M. Jacques TOUBON, adjoint, maire du 13e arrondissement. - Monsieur le Maire, M. BULTÉ dit quelque chose que dans le silence de cette soirée on va peut-être omettre de noter suffisamment ; il insiste sur un point qui est tout à fait majeur, l'extraordinaire succès populaire, je crois que l'on peut employer le mot, de ces programmes d'accession sociale à la propriété qui montre où se trouve le besoin de la population parisienne, et je remercie d'ailleurs M. BULTÉ d'avoir contribué personnellement comme adjoint au Logement à développer ces dossiers.
(Applaudissements sur les bancs des groupes " Rassemblement pour Paris " et " Paris-Libertés ").
M. Jean-François LEGARET, adjoint, président. - Poursuivez, Monsieur BULTÉ.
M. Michel BULTÉ, adjoint, rapporteur. - Merci, Monsieur le Maire.
Après trois semaines de commercialisation ces opérations s'affirment déjà, comme on vient de le souligner, comme des succès à deux égards. Au plan commercial, en effet, à ce jour sur 125 logements, plus d'une centaine sont déjà vendus ou sur le point de l'être, au plan social, puisque les ventes réalisées jusqu'au 18 avril concerneront des accédants éligibles au prêt à taux zéro.

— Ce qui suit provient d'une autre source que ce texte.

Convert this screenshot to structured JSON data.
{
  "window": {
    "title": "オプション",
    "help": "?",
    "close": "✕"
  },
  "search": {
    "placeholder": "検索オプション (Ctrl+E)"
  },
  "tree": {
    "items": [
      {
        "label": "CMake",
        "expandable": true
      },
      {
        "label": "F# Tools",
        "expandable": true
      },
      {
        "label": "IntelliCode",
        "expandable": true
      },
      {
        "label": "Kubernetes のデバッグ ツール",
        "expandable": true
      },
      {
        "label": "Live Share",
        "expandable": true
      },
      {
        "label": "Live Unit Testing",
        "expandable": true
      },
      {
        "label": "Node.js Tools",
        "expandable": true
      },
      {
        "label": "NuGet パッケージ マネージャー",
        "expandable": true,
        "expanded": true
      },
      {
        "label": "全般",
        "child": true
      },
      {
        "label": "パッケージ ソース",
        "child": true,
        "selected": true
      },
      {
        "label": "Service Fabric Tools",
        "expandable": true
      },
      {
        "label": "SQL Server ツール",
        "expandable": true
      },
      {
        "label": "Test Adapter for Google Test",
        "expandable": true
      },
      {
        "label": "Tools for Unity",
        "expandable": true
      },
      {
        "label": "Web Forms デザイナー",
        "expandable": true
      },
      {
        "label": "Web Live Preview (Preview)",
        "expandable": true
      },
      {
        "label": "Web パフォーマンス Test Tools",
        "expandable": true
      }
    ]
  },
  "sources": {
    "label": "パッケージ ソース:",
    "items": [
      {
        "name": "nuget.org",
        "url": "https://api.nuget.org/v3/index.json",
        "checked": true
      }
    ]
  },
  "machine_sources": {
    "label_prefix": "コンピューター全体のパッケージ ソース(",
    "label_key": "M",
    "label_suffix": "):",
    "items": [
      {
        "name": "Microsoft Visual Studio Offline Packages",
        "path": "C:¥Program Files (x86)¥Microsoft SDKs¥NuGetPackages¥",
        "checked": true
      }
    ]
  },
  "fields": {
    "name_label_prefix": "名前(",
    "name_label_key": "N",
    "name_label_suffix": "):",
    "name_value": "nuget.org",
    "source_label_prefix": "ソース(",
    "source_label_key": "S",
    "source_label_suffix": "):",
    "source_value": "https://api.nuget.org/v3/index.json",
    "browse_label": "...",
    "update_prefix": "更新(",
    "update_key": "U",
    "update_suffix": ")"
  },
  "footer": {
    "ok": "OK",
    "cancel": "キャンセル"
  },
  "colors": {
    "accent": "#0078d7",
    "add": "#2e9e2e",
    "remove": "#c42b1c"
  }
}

Ces accédants à revenu modeste attendent avec impatience la distribution par la Ville de Paris de son aide complémentaire au prêt à taux zéro.
Voilà ce que je voulais dire, Monsieur le Maire, sur cette opération qui me paraît essentielle dans ces secteurs de la Capitale.
M. Jean-Yves MANO. - Monsieur le Maire ?
M. Jean-François LEGARET, adjoint, président. - Monsieur MANO, vous avez la parole.
M. Jean-Yves MANO. - Une petite intervention rapide pour faire un rappel au règlement, je n'ai pas très bien compris l'intervention de M. TOUBON, adjoint sans portefeuille me semble-t-il au sein de cette Municipalité, interrompant un adjoint qui certes venait de faire l'éloge d'un projet se situant dans le 13e, mais tout de même ! Sur le fond du problème, si effectivement les Parisiens sont sensibles aux propositions d'accession sociale à la propriété, ce que je ne nie pas, je constate que dans le budget voté par la majorité municipale unie, seuls 125 logements ont été programmés pour 1998 et ce n'est pas avec cela que l'on répondra favorablement à l'attente majeure des Parisiens !
M. Michel BULTÉ, adjoint, rapporteur. - Monsieur le Maire, je ne vais pas rallonger le débat, mais simplement je voudrais rappeler que M. MANO est bien mal informé puisque nous lançons de nombreuses opérations de ce type, et je ne manquerai pas d'ailleurs de lui en faire parvenir la liste complète.
M. Jean-François LEGARET, adjoint, président. - Bien, mes chers collègues.
Je mets aux voix, à main levée, le projet de délibération DLH 175.
Qui est pour ?
Qui est contre ?
Abstentions ?
Le projet de délibération est adopté à la majorité, M. REVEAU s'étant abstenu. (1998, DLH 175).